By Colleen Cappon, ,
Published October 28, 2015
Scientists have discovered a new type of technology that senses compounds in exhaled breath that can be used as a screening tool to detect stomach cancer.
The study, published Monday in the BMJ journal Gut, suggests that the technology, called nanoarray analysis, is not only a test to diagnose stomach cancer, but also to monitor those who are at a high risk of developing the disease.
According to the American Cancer Society, the five-year survival rate of all people with stomach cancer is about 28 percent. This statistic reflects the fact that most people with stomach cancer are diagnosed after the cancer has already spread to other parts of the body. If it is found before it has spread outside the stomach, the five-year survival rate is significantly higher at 64 percent. Currently, there is no effective, non-invasive screening test for early detection of gastric cancer.
Researchers at Russell Berrie Nanotechnology Institute in Israel collected breath samples from nearly 500 people, including 99 who had been diagnosed with stomach cancer, but had not yet received any treatment. Samples subjected to nanoarray analysis combined with pattern recognition identified varying levels of different compounds in the ‘breath prints.’ These levels accurately distinguished between the different pre-cancerous stages, determining patients at low and high risk of developing gastric cancer. Results were consistent regardless of other influential factors like age, alcohol intake and use of stomach acid suppressant drugs.
Another type of technology called GCMS that was previously considered for stomach cancer screening is very costly and requires lengthy processing and significant expertise to conduct, researchers noted. Nanoarray analysis is highly accurate and offers a much cheaper and simpler process, they added.
Study researcher Hossam Haick, a professor in the department of chemical engineering at the Russell Berrie Nanotechnology Institute in Israel, told FoxNews.com the test would avoid unnecessary endoscopies, and would enable any progression to cancer or signs of disease recurrence to be monitored.

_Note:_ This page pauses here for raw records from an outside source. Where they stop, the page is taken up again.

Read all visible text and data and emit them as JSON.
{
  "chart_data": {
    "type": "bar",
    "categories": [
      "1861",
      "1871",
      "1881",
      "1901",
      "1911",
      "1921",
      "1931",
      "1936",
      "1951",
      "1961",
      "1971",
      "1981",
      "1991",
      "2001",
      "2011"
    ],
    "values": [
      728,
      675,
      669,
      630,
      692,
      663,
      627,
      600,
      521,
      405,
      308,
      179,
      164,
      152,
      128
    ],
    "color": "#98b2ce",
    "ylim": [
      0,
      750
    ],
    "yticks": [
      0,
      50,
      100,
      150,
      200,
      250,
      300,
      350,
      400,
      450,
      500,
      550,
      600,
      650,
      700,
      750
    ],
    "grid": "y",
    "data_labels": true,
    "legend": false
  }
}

“The attractiveness of this test lies in its non-invasiveness, ease of use, rapid predictiveness, insensitivity to confounding factors and potentially low cost,” Haick said.
Currently, a major study on thousands of patients, including those with stomach cancer or pre-cancerous changes, is currently under way in Europe and will be conducted during the coming years in multiple centers, allowing this approach to be validated in clinical settings.
“Our future vision suggests the breath test as a follow-up tool for surveillance of high-risk patients. The breath test could be used for monitoring, to identify those progressing to cancer or more advanced lesions,” he said.
Haick added that the test could also be used for timely identification of stomach cancer recurrence following initially successful therapy.